Do T Bills, Bonds and CDs Win?

Why I am a maverick boomer.

For my age category, as a “baby boomer,” I am a nonconformist and perhaps a maverick. A maverick can be defined as “A person who shows independence of thought and action, especially by refusing to adhere to the policies of a group to which he or she belongs.” – Source: The American Heritage® Dictionary of the English Language, 5th Edition.

The “group” to which I belong are called boomers. That group, common wisdom says, should have a heavy allocation in bonds or “safe” investments. In fact, a recent contributor in the Fidelity Investor Community asked a question that I have seen repeated many times with different variations. This time the question was, “But now T Bills, Bonds and CDs yield over 5%, so why are you still into equities?

The Context from the WSJ

This cautionary note from the front page of today’s WSJ:

Boomers Got Hooked on Stocks. Now They Can’t Let Go. – Two-Thirds of U.S. adults age 65 and older have money in stocks.”

“When it comes to investing, older Americans can’t quit their stock-market habit. Nearly two-thirds of U.S. adults age 65 and older own equity through individual stocks, mutual funds or retirement savings accounts, according to an April survey by Gallup. That is up from roughly half of Americans in the same age cohort before the 2008 financial crisis—​the only age group to see stock ownership rates rise over that period.”

“Conventional financial wisdom suggests investors should rotate from risk assets such as stocks into havens such as bonds as they get older. But many abandoned the old “100 minus age” equity-allocation rule when, for much of the past decade, the stock market appeared to be the only place to get returns as interest rates hovered near zero.” – WSJ

Another Perspective From Fidelity Viewpoints

“On average, stocks have actually posted above-average returns in historical periods following steep sudden declines in financials (excluding the financial crisis). The financial sector has experienced declines of 7% or more in about 1 out of every 50 weeks (or 2% of the time), going back to 1970. If you exclude the global financial crisis, then in the 12 months following those periods, the S&P 500® returned an average of 14%. I think this finding offers reason for cautious optimism as long as you don’t think we’re in a replay of 2008 (which I don’t).” LINK

See the images in “Full Disclosure” for where I am “Positive” and “Negative.”

My Rationale as a Maverick

So why are you still into equities?” The answer to the question has multiple facets.
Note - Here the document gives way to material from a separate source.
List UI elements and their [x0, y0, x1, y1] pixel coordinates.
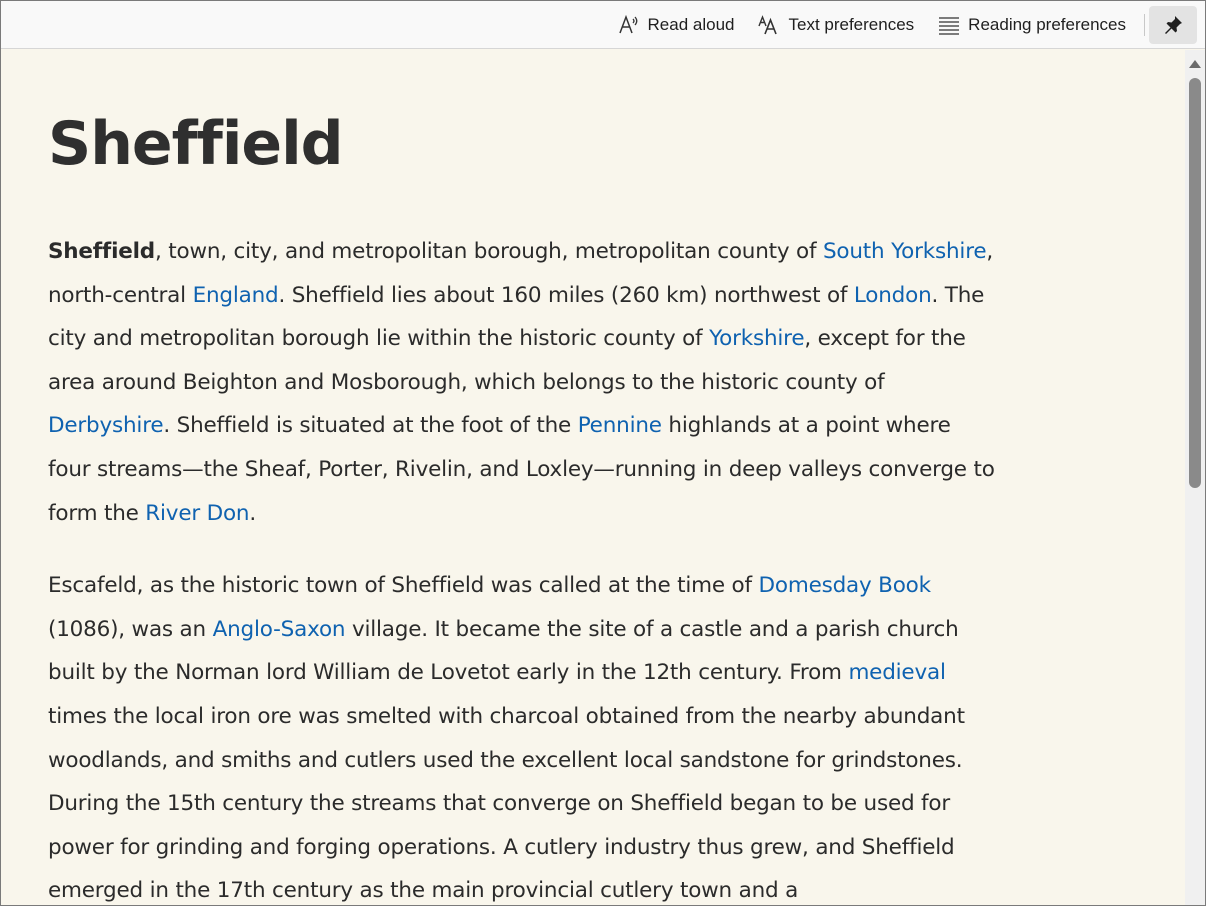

First of all, I already realize a yield based on my mix of investments of 4.82%. Secondly, our annual income grows by a significant amount from a dividend growth strategy. Thirdly, I can trade covered call options on most positions, including ones like TSLA that do not pay a dividend. Finally, income from Social Security more than covers all normal living expenses.
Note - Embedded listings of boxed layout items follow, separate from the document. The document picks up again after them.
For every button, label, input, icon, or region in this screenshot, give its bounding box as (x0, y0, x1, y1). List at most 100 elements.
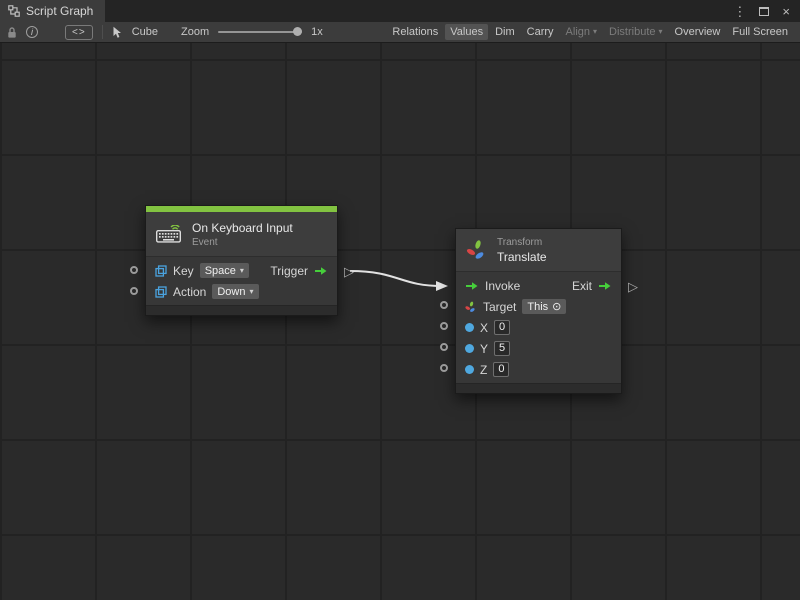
values-button[interactable]: Values (445, 24, 488, 40)
target-row: Target This ⊙ (456, 296, 621, 317)
node-header[interactable]: Transform Translate (456, 229, 621, 272)
trigger-label: Trigger (270, 264, 308, 278)
action-label: Action (173, 285, 206, 299)
full-screen-button-label: Full Screen (732, 26, 788, 38)
value-port-dot (465, 365, 474, 374)
node-body: Invoke Exit Target (456, 272, 621, 383)
lock-icon[interactable] (7, 26, 17, 39)
flow-arrow-icon[interactable] (465, 281, 479, 291)
x-input-field[interactable]: 0 (494, 320, 510, 335)
node-transform-translate[interactable]: Transform Translate Invoke Exit (455, 228, 622, 394)
chevron-down-icon: ▾ (240, 267, 244, 275)
trigger-output-port[interactable]: ▷ (344, 265, 354, 278)
kebab-menu-icon[interactable]: ⋮ (733, 5, 746, 18)
close-icon[interactable]: × (782, 5, 790, 18)
node-category: Transform (497, 237, 547, 248)
relations-button[interactable]: Relations (387, 24, 443, 40)
align-button[interactable]: Align ▾ (561, 24, 602, 40)
exit-output-port[interactable]: ▷ (628, 280, 638, 293)
pointer-icon (112, 26, 123, 39)
y-input-field[interactable]: 5 (494, 341, 510, 356)
keyboard-event-icon (156, 225, 183, 243)
value-port-dot (465, 323, 474, 332)
overview-button-label: Overview (675, 26, 721, 38)
member-icon (155, 286, 167, 298)
node-on-keyboard-input[interactable]: On Keyboard Input Event Key Space ▾ (145, 205, 338, 316)
script-graph-window: Script Graph ⋮ × i <> Cube Zoom 1x Relat… (0, 0, 800, 600)
script-graph-icon (8, 5, 20, 17)
action-input-port[interactable] (130, 287, 138, 295)
info-icon[interactable]: i (26, 26, 38, 38)
invoke-label: Invoke (485, 279, 520, 293)
action-dropdown[interactable]: Down ▾ (212, 284, 258, 299)
key-dropdown-value: Space (205, 265, 236, 277)
chevron-down-icon: ▾ (659, 28, 663, 36)
z-input-field[interactable]: 0 (493, 362, 509, 377)
chevron-down-icon: ▾ (249, 288, 253, 296)
target-object-value: This (527, 301, 548, 313)
node-header-text: Transform Translate (497, 237, 547, 264)
transform-mini-icon (465, 301, 477, 313)
values-button-label: Values (450, 26, 483, 38)
member-icon (155, 265, 167, 277)
distribute-button-label: Distribute (609, 26, 655, 38)
window-controls: ⋮ × (733, 0, 800, 22)
z-input-port[interactable] (440, 364, 448, 372)
node-body: Key Space ▾ Trigger (146, 257, 337, 305)
edit-source-button[interactable]: <> (65, 25, 93, 40)
x-row: X 0 (456, 317, 621, 338)
action-row: Action Down ▾ (146, 281, 337, 302)
target-object-field[interactable]: This ⊙ (522, 299, 566, 314)
connection-wire[interactable] (0, 43, 800, 600)
action-dropdown-value: Down (217, 286, 245, 298)
target-object-label[interactable]: Cube (132, 26, 158, 38)
value-port-dot (465, 344, 474, 353)
target-input-port[interactable] (440, 301, 448, 309)
full-screen-button[interactable]: Full Screen (727, 24, 793, 40)
node-header[interactable]: On Keyboard Input Event (146, 212, 337, 257)
toolbar-divider (102, 25, 103, 39)
transform-icon (466, 239, 488, 261)
align-button-label: Align (566, 26, 590, 38)
distribute-button[interactable]: Distribute ▾ (604, 24, 667, 40)
chevron-down-icon: ▾ (593, 28, 597, 36)
titlebar: Script Graph ⋮ × (0, 0, 800, 22)
zoom-value: 1x (311, 26, 323, 38)
node-subtitle: Event (192, 237, 293, 248)
relations-button-label: Relations (392, 26, 438, 38)
node-title: On Keyboard Input (192, 221, 293, 235)
zoom-slider-handle[interactable] (293, 27, 302, 36)
y-row: Y 5 (456, 338, 621, 359)
maximize-icon[interactable] (759, 7, 769, 16)
graph-canvas[interactable]: On Keyboard Input Event Key Space ▾ (0, 43, 800, 600)
z-label: Z (480, 363, 487, 377)
exit-label: Exit (572, 279, 592, 293)
carry-button-label: Carry (527, 26, 554, 38)
carry-button[interactable]: Carry (522, 24, 559, 40)
overview-button[interactable]: Overview (670, 24, 726, 40)
dim-button[interactable]: Dim (490, 24, 520, 40)
invoke-exit-row: Invoke Exit (456, 275, 621, 296)
y-input-port[interactable] (440, 343, 448, 351)
node-title: Translate (497, 250, 547, 264)
tab-script-graph[interactable]: Script Graph (0, 0, 105, 22)
dim-button-label: Dim (495, 26, 515, 38)
node-footer (146, 305, 337, 315)
object-picker-icon[interactable]: ⊙ (552, 300, 561, 313)
x-input-port[interactable] (440, 322, 448, 330)
key-dropdown[interactable]: Space ▾ (200, 263, 249, 278)
flow-arrow-icon[interactable] (598, 281, 612, 291)
y-label: Y (480, 342, 488, 356)
node-footer (456, 383, 621, 393)
z-row: Z 0 (456, 359, 621, 380)
key-row: Key Space ▾ Trigger (146, 260, 337, 281)
tab-title: Script Graph (26, 4, 93, 18)
key-label: Key (173, 264, 194, 278)
graph-toolbar: i <> Cube Zoom 1x Relations Values Dim C… (0, 22, 800, 43)
node-header-text: On Keyboard Input Event (192, 221, 293, 248)
toolbar-button-group: Relations Values Dim Carry Align ▾ Distr… (387, 24, 793, 40)
zoom-slider[interactable] (218, 31, 302, 33)
target-label: Target (483, 300, 516, 314)
key-input-port[interactable] (130, 266, 138, 274)
flow-arrow-icon[interactable] (314, 266, 328, 276)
Using my strategy, I am going to start taking my first RMD in 2024 and dividends in my traditional IRA more than cover the RMD. The RMD will be fairly large, and that can be used for charitable giving, income taxes, and reinvesting in a taxable brokerage account. We are also planning a trip to Hawaii in 2024 with our second-oldest granddaughter. We are looking forward to seeing Oahu and Kauai again, and to seeing Maui for the first time.

Full Disclosure

The following images from Fidelity Investments help you see how we allocate our investments.

Stock Allocation is 98%
Sector Weightings favor Information Technology, Financials, and Real Estate in the top three.